Awards, Honors and Distinguished Professional Activities

  • NIH/NIDDK Pathway to Independence Award K99/R00
  • American Diabetes Association mentor-based post-doctoral fellowship
  • Naomi Berrie Fellowship in Diabetes Research Award
  • Keystone Symposia (Obesity) NIH/NIDDK travel grant
  • Marija Dokmanovic-Chouinard Award for Excellence in Research
  • Keystone Symposia (Diabetes) NIH/NIDDK travel grant
  • Gordon Research Conference travel grant
  • University of Michigan Rackham Graduate Student Research Grant
  • The 3rd International Congress of the GRS and the IGF Society travel grant
  • Chun-Tsung Scholarship for Undergraduate Scientific Research (2002)
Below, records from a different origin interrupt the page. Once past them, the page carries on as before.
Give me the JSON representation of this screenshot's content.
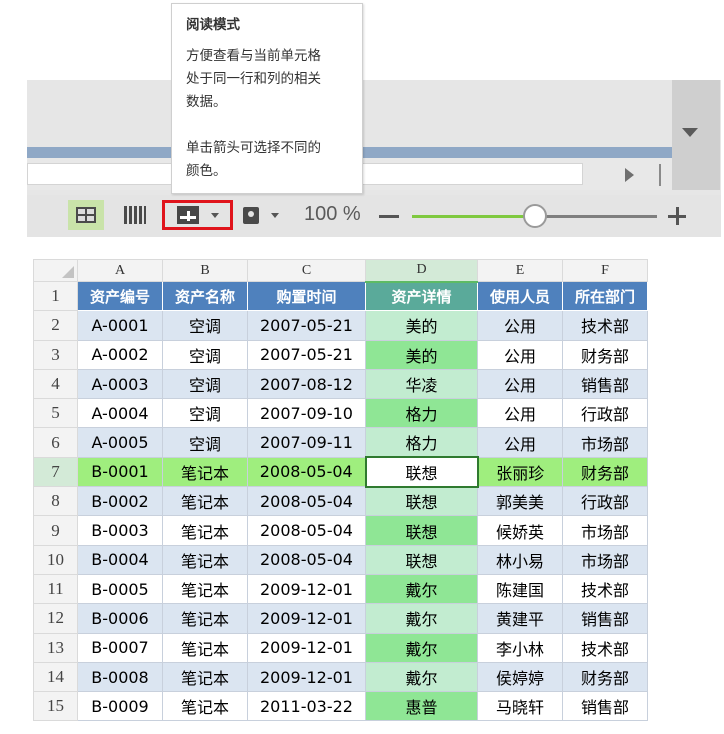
{
  "tooltip": {
    "title": "阅读模式",
    "line1": "方便查看与当前单元格",
    "line2": "处于同一行和列的相关",
    "line3": "数据。",
    "line4": "单击箭头可选择不同的",
    "line5": "颜色。"
  },
  "statusbar": {
    "zoom_label": "100 %",
    "zoom_percent": 100,
    "zoom_slider_fraction": 0.5,
    "icons": [
      "normal-view-icon",
      "page-break-view-icon",
      "reading-mode-icon",
      "protect-view-icon"
    ]
  },
  "colors": {
    "reading_row": "#9fee7e",
    "reading_col": "#8fe695",
    "header_fill": "#4f81bd",
    "highlight_box": "#e0141c"
  },
  "sheet": {
    "columns": [
      "A",
      "B",
      "C",
      "D",
      "E",
      "F"
    ],
    "headers": [
      "资产编号",
      "资产名称",
      "购置时间",
      "资产详情",
      "使用人员",
      "所在部门"
    ],
    "rows": [
      {
        "num": "1"
      },
      {
        "num": "2",
        "cells": [
          "A-0001",
          "空调",
          "2007-05-21",
          "美的",
          "公用",
          "技术部"
        ]
      },
      {
        "num": "3",
        "cells": [
          "A-0002",
          "空调",
          "2007-05-21",
          "美的",
          "公用",
          "财务部"
        ]
      },
      {
        "num": "4",
        "cells": [
          "A-0003",
          "空调",
          "2007-08-12",
          "华凌",
          "公用",
          "销售部"
        ]
      },
      {
        "num": "5",
        "cells": [
          "A-0004",
          "空调",
          "2007-09-10",
          "格力",
          "公用",
          "行政部"
        ]
      },
      {
        "num": "6",
        "cells": [
          "A-0005",
          "空调",
          "2007-09-11",
          "格力",
          "公用",
          "市场部"
        ]
      },
      {
        "num": "7",
        "cells": [
          "B-0001",
          "笔记本",
          "2008-05-04",
          "联想",
          "张丽珍",
          "财务部"
        ]
      },
      {
        "num": "8",
        "cells": [
          "B-0002",
          "笔记本",
          "2008-05-04",
          "联想",
          "郭美美",
          "行政部"
        ]
      },
      {
        "num": "9",
        "cells": [
          "B-0003",
          "笔记本",
          "2008-05-04",
          "联想",
          "候娇英",
          "市场部"
        ]
      },
      {
        "num": "10",
        "cells": [
          "B-0004",
          "笔记本",
          "2008-05-04",
          "联想",
          "林小易",
          "市场部"
        ]
      },
      {
        "num": "11",
        "cells": [
          "B-0005",
          "笔记本",
          "2009-12-01",
          "戴尔",
          "陈建国",
          "技术部"
        ]
      },
      {
        "num": "12",
        "cells": [
          "B-0006",
          "笔记本",
          "2009-12-01",
          "戴尔",
          "黄建平",
          "销售部"
        ]
      },
      {
        "num": "13",
        "cells": [
          "B-0007",
          "笔记本",
          "2009-12-01",
          "戴尔",
          "李小林",
          "技术部"
        ]
      },
      {
        "num": "14",
        "cells": [
          "B-0008",
          "笔记本",
          "2009-12-01",
          "戴尔",
          "侯婷婷",
          "财务部"
        ]
      },
      {
        "num": "15",
        "cells": [
          "B-0009",
          "笔记本",
          "2011-03-22",
          "惠普",
          "马晓轩",
          "销售部"
        ]
      }
    ]
  }
}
Current Research Interests:

The overarching goal of my research is to understand the molecular and genetic mechanisms of the neuroendocrine regulatory roles in feeding and glucose metabolism. My studies lie at the interface of neuroscience and metabolism, aiming to elucidate the pathophysiology of metabolic and neurological diseases with a combination of cutting-edge neuroscience, cellular, molecular, and genetic methodologies.

Obesity is a major contributor to type 2 diabetes and cardiovascular disease. Finding novel and effective biochemical pathways to target organs and processes involved in the pathophysiology of these conditions has acquired new urgency. Feeding behavior and energy expenditure are under the control of the hypothalamus, where neuronal circuits integrate internal signals, sensing food absorption and energy storage, and sending signals to regulate energy expenditure. Disruption of these mechanisms in the central nervous system leads to metabolic disease. Moreover, brain regulates peripheral metabolism via autonomic nervous system. Therefore, the brain presents an attractive tissue to target for the development of novel therapies for diabetes and obesity.

Current research programs in the lab involve investigating how central nervous system (CNS) communicates with peripheral tissues in order to maintain the metabolic homeostasis, such as profiling of hypothalamic neuronal populations, functional mapping of neural circuitry, and characterizing the neuronal signaling properties of G protein-coupled receptors (GPCRs). GPCRs have been proven to be the most successful class of druggable targets, being 30-50% of the target of all FDA approved medication in the market. We have generated genetic mouse models for the following studies with the aims for developing novel therapeutics for neurological and metabolic diseases.

  1. The function of central GPCR signaling in feeding and metabolic regulation.
  2. Investigate the novel neuronal mechanisms critical for the pathophysiology of type 2 diabetes.